As described above, according to the present invention, it is possible to prevent the joint portion of the adhesive and the soft gel, which have been problems in the prior art, from deteriorating in the gas to be measured (LP gas, city gas). . That is, it is possible to reduce a change in absorptivity of stress of the pressure sensor element (diaphragm) generated by swelling and shrinking of the material. Therefore, a stable, highly accurate and highly reliable gas pressure detecting device can be realized in the gas to be measured (LP gas, city gas).

[Brief description of the drawings]

FIG. 1 is a sectional view of a gas pressure detecting device according to a first embodiment of the present invention.

FIG. 2 is a cross-sectional view of a pressure sensor element junction of the device.

FIG. 3 is a diagram showing an arrangement of convex portions for setting a gap of the joint portion;

FIG. 4 is a sectional view of a joint of a gas pressure detecting device according to a second embodiment of the present invention.

FIG. 5 is a sectional view of a joint of a gas pressure detecting device according to a third embodiment of the present invention.

FIG. 6 is a sectional view of a conventional pressure detecting device.

[Explanation of symbols]

 1, 21 pressure sensor element 2 gas-resistant adhesive 3 lead frame 4, 44 pressure introduction pipe (gas-resistant material) 5 sensor case 6 resin case (gas-resistant material) 7 gas-resistant rubber sealing material 8 lead 9 adhesive DESCRIPTION OF SYMBOLS 10 Circuit board 11 Potting agent (gel) 12 Pressure adjustment hole 13 Pressure chamber 14, 24 Protrusion for spacing setting 15 Support spacer 16 Pressure introduction part

Claims (3)

[Claims] 1. A pressure sensor element for outputting a pressure-receiving strain of a pressure-receiving film as an electric signal, and a gas detection passage, wherein a coating thickness of a gas-resistant adhesive on an outer peripheral surface of the pressure-receiving film of the pressure sensor element is constant.
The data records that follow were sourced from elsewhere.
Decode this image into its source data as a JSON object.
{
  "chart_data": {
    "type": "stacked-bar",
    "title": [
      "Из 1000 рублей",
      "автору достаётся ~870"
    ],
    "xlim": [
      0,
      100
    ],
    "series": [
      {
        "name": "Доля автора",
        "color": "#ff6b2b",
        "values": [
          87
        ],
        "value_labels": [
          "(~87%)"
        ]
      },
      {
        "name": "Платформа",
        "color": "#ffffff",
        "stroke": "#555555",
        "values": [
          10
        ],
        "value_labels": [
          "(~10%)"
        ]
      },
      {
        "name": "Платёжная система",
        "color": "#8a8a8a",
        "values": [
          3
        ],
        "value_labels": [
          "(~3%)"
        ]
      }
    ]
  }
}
A pressure introducing pipe having an interval setting projection so as to have a thickness and supporting an outer periphery of the pressure sensor element, a lead frame for transmitting an electric signal from the pressure sensor element to a circuit board, and the pressure sensor element A circuit board for amplifying and transmitting the electric signal from the pressure sensor element based on the output / temperature characteristic data of the pressure sensor element, a pressure adjustment hole for opening a non-pressure receiving surface of a pressure receiving film of the pressure sensor element to the atmosphere, and a pressure adjustment hole. A gas pressure detecting device comprising: a gel-like filler for hermetically blocking a pressure-receiving surface and a non-pressure-receiving surface of the pressure sensor element; and a pressure chamber formed in a space on the non-pressure-receiving surface side via the filler. 2. The gas pressure detection device according to claim 1, wherein the interval setting projection is provided on the pressure sensor element. 3. The gas pressure detecting device according to claim 1, wherein a spacing setting convex portion is provided on the supporting spacer.